Description
This article describes that SSL VPN services may experience multiple unauthorized access, trying to exploit its vulnerability.
Even if specified users are restricted, addresses, and countries to access the SSL VPN services, attackers are still sending brute-force attacks.
By default, it is filtered by FortiGate and sees 'ssl-login-fail' on VPN event logs.
This is because attackers can still access the SSL VPN login prompt.
FortiGate denies this unauthorized access, but SSL-VPN brute force will still be a visible attempt on the VPN events logs.
Scope
FortiGate.
Solution
To apply a local-in policy on the SSL VPN Listening External Interface(s) to add security and limit unauthorized attempts on SSL VPN services.
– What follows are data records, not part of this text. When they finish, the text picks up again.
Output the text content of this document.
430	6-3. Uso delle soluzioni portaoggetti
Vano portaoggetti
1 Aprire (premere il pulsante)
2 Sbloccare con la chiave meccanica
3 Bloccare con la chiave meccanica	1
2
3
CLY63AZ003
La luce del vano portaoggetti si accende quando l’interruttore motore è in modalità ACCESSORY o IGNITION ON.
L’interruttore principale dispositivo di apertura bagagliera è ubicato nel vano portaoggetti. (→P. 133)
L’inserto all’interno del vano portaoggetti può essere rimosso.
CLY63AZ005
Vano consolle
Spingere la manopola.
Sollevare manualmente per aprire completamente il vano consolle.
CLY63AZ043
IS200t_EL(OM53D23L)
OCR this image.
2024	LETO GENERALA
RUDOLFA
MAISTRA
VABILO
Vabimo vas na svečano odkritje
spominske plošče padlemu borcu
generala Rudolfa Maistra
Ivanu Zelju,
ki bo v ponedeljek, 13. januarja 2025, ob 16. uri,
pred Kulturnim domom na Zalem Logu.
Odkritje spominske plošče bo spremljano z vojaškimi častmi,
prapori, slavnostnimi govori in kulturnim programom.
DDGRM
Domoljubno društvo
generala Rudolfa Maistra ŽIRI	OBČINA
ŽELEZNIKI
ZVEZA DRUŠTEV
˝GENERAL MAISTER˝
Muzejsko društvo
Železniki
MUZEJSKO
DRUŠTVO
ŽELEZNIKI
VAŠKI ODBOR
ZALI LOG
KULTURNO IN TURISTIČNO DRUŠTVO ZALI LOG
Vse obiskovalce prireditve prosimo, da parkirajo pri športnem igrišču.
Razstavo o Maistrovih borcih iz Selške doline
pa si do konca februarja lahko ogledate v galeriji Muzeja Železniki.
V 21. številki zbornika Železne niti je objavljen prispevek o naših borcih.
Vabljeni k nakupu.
- Create a firewall address on the specific IP, subnets, and country to restrict access to the SSL VPN.
In this example, a specific subnet will be blocked.
config firewall address
edit "Restricted_IP"
set subnet 10.10.10.0 255.255.255.0
next
end
- Create a local-in policy and apply the created firewall address to restrict.
config firewall local-in-policy
edit 1
set intf "port1"
set srcaddr "Restricted_IP"
set dstaddr "all"
set service "ALL"
set schedule "always"
set comments "restrict_test"
next
end
Once the local-in policy is applied the attacker under the specified subnet will no longer be able to reach the SSL VPN even the login prompt.
Sample Output:
Note:
It is possible to have GUI visibility for this feature when it is enabled under System -> Feature Visibility -> Additional Features -> Local In Policy.
While local-in policies can only be configured via the CLI in earlier versions, starting from v7.6.0, they can be configured directly through the GUI.